MEMORANDUM **
Hector Garcia, a California state prisoner, appeals pro se from the district court’s summary judgment for defendants in his 42 U.S.C. § 1983 action alleging that prison officials subjected him to excessive force and were deliberately indifferent to his serious medical needs in violation of the Eighth Amendment. We have jurisdiction pursuant to 28 U.S.C. § 1291. We review de novo, Toguchi v. Chung, 391 F.3d 1051, 1056 (9th Cir.2004), and we affirm.

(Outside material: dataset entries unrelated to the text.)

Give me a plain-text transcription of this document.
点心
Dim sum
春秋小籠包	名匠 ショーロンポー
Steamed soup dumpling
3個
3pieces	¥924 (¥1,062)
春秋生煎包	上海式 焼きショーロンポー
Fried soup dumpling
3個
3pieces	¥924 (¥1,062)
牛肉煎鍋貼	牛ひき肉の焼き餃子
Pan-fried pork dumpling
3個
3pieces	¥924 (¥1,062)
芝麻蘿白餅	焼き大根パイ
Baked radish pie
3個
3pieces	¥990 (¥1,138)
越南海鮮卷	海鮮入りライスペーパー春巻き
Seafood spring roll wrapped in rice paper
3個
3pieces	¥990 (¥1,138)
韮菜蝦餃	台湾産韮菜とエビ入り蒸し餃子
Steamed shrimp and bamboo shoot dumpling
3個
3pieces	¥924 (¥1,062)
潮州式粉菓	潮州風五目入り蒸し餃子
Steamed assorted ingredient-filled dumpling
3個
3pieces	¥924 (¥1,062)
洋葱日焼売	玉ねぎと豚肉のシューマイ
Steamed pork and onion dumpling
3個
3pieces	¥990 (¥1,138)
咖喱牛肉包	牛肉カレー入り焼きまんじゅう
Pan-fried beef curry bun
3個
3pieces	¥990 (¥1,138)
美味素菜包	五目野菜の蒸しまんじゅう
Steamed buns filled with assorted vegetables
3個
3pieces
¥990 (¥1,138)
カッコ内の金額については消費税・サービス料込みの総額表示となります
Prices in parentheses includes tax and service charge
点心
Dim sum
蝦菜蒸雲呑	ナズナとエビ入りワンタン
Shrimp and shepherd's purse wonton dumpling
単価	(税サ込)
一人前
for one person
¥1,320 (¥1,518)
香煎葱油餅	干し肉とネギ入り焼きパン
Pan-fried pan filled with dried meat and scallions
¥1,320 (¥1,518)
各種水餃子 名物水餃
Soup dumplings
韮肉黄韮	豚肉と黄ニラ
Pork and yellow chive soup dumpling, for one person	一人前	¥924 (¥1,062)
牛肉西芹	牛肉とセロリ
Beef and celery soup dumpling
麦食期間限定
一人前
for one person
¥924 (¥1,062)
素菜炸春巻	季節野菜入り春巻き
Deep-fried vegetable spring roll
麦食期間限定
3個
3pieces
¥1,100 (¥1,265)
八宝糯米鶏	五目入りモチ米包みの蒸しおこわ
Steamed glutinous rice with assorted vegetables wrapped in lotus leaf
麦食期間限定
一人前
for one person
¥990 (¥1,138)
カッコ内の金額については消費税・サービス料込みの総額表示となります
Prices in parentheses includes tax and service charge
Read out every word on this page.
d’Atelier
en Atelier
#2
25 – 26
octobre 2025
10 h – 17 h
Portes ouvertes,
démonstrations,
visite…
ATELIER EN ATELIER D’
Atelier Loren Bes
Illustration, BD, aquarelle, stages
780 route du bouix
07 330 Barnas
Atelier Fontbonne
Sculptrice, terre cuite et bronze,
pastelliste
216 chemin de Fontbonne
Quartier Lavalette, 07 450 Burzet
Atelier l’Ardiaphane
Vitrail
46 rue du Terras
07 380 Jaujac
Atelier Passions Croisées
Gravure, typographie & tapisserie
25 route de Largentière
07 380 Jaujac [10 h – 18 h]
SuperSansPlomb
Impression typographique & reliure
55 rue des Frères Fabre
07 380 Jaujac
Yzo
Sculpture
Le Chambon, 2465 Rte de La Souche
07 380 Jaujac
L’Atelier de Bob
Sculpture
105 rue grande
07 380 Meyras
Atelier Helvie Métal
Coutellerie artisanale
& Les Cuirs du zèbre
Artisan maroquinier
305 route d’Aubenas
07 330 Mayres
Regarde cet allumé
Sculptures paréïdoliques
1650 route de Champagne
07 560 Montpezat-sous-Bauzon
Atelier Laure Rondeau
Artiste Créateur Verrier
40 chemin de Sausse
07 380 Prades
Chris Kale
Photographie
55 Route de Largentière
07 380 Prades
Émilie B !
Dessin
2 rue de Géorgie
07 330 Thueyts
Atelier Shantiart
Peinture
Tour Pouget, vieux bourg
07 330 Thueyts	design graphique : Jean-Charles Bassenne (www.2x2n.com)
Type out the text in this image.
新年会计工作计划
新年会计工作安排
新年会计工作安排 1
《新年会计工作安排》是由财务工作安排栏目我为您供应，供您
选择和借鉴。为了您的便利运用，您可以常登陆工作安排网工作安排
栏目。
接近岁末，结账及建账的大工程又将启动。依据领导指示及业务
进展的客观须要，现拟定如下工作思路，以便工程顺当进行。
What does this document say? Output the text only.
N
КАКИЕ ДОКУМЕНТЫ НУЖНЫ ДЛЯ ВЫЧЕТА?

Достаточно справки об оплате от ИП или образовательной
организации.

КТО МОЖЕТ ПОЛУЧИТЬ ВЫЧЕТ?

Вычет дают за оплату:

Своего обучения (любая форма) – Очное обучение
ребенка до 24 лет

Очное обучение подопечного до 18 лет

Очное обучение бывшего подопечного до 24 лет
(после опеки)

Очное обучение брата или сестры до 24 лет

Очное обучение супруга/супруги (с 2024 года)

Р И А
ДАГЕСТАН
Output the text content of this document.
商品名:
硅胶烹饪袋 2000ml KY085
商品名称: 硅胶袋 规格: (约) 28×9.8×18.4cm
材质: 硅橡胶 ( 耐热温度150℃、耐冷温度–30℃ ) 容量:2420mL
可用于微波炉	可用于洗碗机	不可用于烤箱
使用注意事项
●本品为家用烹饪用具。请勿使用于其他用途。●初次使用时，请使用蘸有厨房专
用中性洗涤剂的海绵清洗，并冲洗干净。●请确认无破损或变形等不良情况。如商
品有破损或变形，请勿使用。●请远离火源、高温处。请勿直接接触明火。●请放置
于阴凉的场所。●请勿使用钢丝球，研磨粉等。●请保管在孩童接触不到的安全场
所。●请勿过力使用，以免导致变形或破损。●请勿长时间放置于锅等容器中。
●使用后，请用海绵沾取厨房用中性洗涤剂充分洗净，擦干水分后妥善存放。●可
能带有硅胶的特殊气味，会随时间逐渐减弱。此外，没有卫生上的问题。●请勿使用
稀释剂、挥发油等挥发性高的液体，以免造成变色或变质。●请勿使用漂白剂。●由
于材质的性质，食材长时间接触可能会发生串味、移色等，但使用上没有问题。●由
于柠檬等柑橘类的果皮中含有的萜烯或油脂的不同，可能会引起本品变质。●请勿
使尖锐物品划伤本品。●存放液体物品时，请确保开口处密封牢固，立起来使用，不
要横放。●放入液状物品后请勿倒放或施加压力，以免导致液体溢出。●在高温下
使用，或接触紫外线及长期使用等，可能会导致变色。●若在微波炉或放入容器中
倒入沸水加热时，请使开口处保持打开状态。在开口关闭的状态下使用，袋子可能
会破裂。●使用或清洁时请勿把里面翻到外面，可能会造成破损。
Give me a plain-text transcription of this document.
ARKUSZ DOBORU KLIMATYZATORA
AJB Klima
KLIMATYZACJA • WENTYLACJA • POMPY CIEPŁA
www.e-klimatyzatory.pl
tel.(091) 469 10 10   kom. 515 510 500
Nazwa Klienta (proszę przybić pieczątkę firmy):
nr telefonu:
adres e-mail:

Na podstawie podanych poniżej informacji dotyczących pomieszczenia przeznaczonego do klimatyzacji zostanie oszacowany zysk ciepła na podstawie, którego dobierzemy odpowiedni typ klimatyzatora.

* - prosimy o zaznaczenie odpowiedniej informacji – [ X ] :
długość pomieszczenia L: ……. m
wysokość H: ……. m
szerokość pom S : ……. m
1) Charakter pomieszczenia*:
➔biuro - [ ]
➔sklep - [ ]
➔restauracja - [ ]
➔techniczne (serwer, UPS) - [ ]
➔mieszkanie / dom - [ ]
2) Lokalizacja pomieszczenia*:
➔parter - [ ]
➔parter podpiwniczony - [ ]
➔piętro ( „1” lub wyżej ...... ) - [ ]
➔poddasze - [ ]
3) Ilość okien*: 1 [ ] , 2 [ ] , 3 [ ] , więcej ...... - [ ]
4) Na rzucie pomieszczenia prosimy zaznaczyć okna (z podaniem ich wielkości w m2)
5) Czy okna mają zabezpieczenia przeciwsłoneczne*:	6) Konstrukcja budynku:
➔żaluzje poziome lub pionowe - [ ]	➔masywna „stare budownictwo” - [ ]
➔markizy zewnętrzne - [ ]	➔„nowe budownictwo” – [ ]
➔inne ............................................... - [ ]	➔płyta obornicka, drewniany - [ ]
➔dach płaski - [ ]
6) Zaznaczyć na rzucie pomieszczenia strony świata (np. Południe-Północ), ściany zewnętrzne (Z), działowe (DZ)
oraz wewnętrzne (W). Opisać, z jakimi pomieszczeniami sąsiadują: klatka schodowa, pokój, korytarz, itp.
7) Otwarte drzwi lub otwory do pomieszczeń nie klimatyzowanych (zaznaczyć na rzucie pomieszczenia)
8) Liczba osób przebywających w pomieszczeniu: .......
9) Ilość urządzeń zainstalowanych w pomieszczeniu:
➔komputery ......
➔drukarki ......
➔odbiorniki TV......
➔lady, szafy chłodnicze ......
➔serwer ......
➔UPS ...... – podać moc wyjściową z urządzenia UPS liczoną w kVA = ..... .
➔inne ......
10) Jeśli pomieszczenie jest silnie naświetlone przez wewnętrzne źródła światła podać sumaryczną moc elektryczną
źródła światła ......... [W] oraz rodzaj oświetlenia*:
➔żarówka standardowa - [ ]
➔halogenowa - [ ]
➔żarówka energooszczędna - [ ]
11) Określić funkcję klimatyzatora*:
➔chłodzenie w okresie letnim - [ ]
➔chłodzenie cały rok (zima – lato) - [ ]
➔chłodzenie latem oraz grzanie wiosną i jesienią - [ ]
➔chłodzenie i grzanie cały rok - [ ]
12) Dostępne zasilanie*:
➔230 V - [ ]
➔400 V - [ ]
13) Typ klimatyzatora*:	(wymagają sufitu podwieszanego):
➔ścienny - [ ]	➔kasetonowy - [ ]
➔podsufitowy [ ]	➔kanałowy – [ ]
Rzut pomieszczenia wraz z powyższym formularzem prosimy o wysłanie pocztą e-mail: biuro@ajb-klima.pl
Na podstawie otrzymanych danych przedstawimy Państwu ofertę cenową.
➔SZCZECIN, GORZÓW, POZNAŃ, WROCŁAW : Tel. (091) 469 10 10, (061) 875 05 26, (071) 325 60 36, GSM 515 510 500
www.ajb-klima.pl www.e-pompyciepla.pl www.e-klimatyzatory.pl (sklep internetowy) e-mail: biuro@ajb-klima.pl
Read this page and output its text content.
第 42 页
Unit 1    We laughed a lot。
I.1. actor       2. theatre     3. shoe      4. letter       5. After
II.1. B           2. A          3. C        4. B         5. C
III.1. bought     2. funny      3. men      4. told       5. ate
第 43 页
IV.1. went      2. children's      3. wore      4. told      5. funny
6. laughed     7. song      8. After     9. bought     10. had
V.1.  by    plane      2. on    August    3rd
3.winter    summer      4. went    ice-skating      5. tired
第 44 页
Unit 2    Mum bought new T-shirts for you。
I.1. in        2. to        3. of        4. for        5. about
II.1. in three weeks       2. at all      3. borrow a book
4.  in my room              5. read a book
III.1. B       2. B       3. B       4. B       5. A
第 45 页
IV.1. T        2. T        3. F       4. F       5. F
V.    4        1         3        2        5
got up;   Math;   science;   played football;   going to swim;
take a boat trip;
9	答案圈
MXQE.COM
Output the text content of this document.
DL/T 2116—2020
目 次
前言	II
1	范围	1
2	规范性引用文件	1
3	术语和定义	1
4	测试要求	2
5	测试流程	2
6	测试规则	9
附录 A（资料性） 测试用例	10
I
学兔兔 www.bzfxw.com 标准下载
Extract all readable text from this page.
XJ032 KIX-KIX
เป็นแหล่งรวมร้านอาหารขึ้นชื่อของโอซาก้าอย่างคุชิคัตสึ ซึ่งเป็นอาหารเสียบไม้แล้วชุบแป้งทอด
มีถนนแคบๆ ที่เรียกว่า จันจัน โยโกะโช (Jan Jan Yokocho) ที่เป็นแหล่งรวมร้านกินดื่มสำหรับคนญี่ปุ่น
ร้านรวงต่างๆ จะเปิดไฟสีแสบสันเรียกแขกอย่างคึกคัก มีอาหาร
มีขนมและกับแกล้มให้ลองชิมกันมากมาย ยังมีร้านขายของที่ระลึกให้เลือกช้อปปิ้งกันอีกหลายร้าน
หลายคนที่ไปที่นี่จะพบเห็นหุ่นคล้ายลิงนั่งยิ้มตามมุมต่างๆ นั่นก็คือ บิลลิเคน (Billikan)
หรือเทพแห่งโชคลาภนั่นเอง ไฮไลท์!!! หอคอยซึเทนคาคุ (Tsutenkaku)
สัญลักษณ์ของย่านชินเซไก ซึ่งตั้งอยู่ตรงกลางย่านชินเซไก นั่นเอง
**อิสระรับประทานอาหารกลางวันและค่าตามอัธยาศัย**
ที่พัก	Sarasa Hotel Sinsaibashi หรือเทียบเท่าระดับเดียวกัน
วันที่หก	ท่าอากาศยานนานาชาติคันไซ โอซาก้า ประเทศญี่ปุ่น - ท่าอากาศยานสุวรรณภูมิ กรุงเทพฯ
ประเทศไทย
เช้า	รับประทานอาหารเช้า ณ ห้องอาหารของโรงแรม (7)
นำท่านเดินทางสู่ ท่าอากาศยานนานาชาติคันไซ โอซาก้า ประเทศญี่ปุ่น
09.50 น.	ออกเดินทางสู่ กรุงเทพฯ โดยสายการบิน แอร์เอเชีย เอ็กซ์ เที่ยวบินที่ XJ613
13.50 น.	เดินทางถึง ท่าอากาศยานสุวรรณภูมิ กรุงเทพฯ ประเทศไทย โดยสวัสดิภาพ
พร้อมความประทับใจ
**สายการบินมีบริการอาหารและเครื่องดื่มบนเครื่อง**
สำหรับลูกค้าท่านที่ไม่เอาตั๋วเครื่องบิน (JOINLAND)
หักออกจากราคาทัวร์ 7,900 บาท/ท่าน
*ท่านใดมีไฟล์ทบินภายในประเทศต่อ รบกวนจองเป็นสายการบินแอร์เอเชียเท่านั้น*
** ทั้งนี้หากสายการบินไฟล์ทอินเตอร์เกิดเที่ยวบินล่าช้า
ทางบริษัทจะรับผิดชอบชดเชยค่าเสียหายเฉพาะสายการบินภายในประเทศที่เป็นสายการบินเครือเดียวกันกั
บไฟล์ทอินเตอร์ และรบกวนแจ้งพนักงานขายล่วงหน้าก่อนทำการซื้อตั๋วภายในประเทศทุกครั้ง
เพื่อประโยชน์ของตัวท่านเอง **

The district court properly granted summary judgment on the excessive force claim because Garcia failed to raise a triable issue as to whether prison guards acted “maliciously and sadistically for the very purpose of causing harm” by using direct impact rounds and pepper spray after Garcia repeatedly refused to comply with orders to be handcuffed to facilitate his transfer to another prison cell. See Hudson v. McMillian, 503 U.S. 1, 6-7, 112 S.Ct. 995, 117 L.Ed.2d 156 (1992).
The district court properly granted summary judgment on the deliberate indifference to medical needs claim because Garcia’s dissatisfaction with the medical treatment that he received constituted, at most, a difference of medical opinion, which is insufficient to establish deliberate indifference. See Toguchi, 391 F.3d at 1058 (“[A] mere difference of medical opinion is insufficient, as a matter of law, to establish deliberate indifference.”) (internal quotation marks, ellipses, and brackets omitted).
AFFIRMED.
This disposition is not appropriate for publication and is not precedent except as provided by 9th Cir. R. 36-3.